Tout le monde est ravi. 120 Battements par minute triomphe, à Cannes d'abord, via le public ensuite, et maintenant à la cérémonie des césars. L'histoire de la lutte contre le sida est enfin célébrée, et l'engagement des premiers militants d'Act Up, faits de cœurs et de corps, est portée aux nues. Les commentateurs se lâchent : grâce à ces battements, le palmarès de Cannes puis celui des césars est sauvé de l'ennui. On respire donc !
Mais quel air respire-t-on ? Celui de la célébration du passé ? L’épopée de quelques rebelles magnifiques, devenus des héros trente ans plus tard ? Comment ne pas être sidéré par l’écart entre cette panthéonisation du passé et le désastre du moment présent ? Il y a, depuis au moins dix ans, 6 000 nouvelles contaminations par an. Tous les ans. Et on vit avec. Pire, on s’y habitue.
6 000 contaminations alors que, depuis 1996, les traitements marchent remarquablement bien et rendent les personnes traitées non contaminantes. 6 000 contaminations, alors que, depuis au moins cinq ans, on a tous les dispositifs pour casser l’épidémie : dépister, traiter aussitôt (c’est-à-dire dans les vingt-quatre heures) et, surtout, prévenir. Il existe ainsi, à côté du préservatif, de nouvelles méthodes de prévention, comme la Prep pour les personnes ayant des pratiques à hauts risques - ces personnes prennent une pilule tous les jours, ou bien juste pendant la période à risques. Comme un vaccin. Et cela marche, à 100 % si la personne suit exactement les modalités de prise. Sur la côte Ouest des Etats-Unis, à San Francisco, les autorités, fortement appuyées par la communauté gay, ont ainsi réussi à diviser par dix le nombre de nouvelles contaminations.

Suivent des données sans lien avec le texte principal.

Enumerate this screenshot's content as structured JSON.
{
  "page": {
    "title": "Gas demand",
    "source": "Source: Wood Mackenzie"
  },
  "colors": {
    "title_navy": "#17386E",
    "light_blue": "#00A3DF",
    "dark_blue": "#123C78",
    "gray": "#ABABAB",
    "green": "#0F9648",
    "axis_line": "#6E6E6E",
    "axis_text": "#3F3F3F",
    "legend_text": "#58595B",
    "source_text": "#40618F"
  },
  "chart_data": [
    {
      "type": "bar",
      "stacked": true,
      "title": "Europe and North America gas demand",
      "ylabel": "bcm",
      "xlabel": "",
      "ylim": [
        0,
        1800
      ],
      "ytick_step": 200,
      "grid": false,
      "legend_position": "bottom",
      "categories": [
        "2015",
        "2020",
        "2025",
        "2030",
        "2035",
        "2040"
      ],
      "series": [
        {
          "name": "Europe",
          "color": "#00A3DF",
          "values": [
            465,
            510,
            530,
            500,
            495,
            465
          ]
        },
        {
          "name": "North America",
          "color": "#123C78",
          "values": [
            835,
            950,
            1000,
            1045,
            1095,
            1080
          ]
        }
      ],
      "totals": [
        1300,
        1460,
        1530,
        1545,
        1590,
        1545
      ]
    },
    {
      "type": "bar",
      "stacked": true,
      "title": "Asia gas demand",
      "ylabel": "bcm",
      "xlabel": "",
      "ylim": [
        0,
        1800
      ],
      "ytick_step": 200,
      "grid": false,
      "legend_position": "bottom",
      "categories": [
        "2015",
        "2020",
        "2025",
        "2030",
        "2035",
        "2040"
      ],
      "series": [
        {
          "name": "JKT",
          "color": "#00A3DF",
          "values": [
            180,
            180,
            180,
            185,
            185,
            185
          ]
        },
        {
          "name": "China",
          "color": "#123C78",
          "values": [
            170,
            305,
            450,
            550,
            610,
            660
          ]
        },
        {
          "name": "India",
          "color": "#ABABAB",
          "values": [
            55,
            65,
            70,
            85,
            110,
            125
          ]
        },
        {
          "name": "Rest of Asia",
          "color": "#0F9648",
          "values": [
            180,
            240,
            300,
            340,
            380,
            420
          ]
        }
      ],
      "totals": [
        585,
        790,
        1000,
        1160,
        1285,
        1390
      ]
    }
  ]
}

En France, pas de changement, c’est toujours le même tarif, 6 000 tous les ans. La ville de Paris a beau avoir lancé, il y a trois ans un programme «Paris sans sida», la modestie des moyens et l’engagement relatif des politiques comme des médecins n’ont toujours pas changé la donne. La région Ile-de-France ? Même constat, des mots et peu de résultats. A Marseille, à Lyon ou dans les banlieues, pareil. Quant au ministère de la Santé, il a d’autres soucis en tête.
Alors ça continue. Tous les ans. Les associations de lutte contre le sida gèrent la situation et tiennent bien souvent un discours victimaire, de soutien et d’aide. Les malades, bien sûr, en ont besoin. Mais n’y a-t-il pas aujourd’hui d’autres urgences, d’autres combats à mener, entre autres celui de casser ce sinistre ronron épidémique ? N’y a-t-il pas la nécessité de changer, selon le mot à la mode, de «paradigme» ?
Aujourd’hui n’a rien à voir avec la situation d’hier. Tous les experts le disent : on a les moyens d’en finir avec le VIH. Mais voilà, en France, il y a encore des services de maladies infectieuses qui refusent de faire de la Prep. En France, il se passe encore plusieurs semaines entre la découverte de la séropositivité d’un patient et sa mise sous traitement. En France, quand une personne découvre qu’elle est séropositive, on recherche distraitement les personnes qu’elle aurait pu contaminer. En France, les migrants séropositifs, contrairement aux préjugés, se contaminent majoritairement dans l’Hexagone.
En France, en 2018, il y a encore et toujours 6 000 contaminations par an. Et ce n’est pas du cinéma.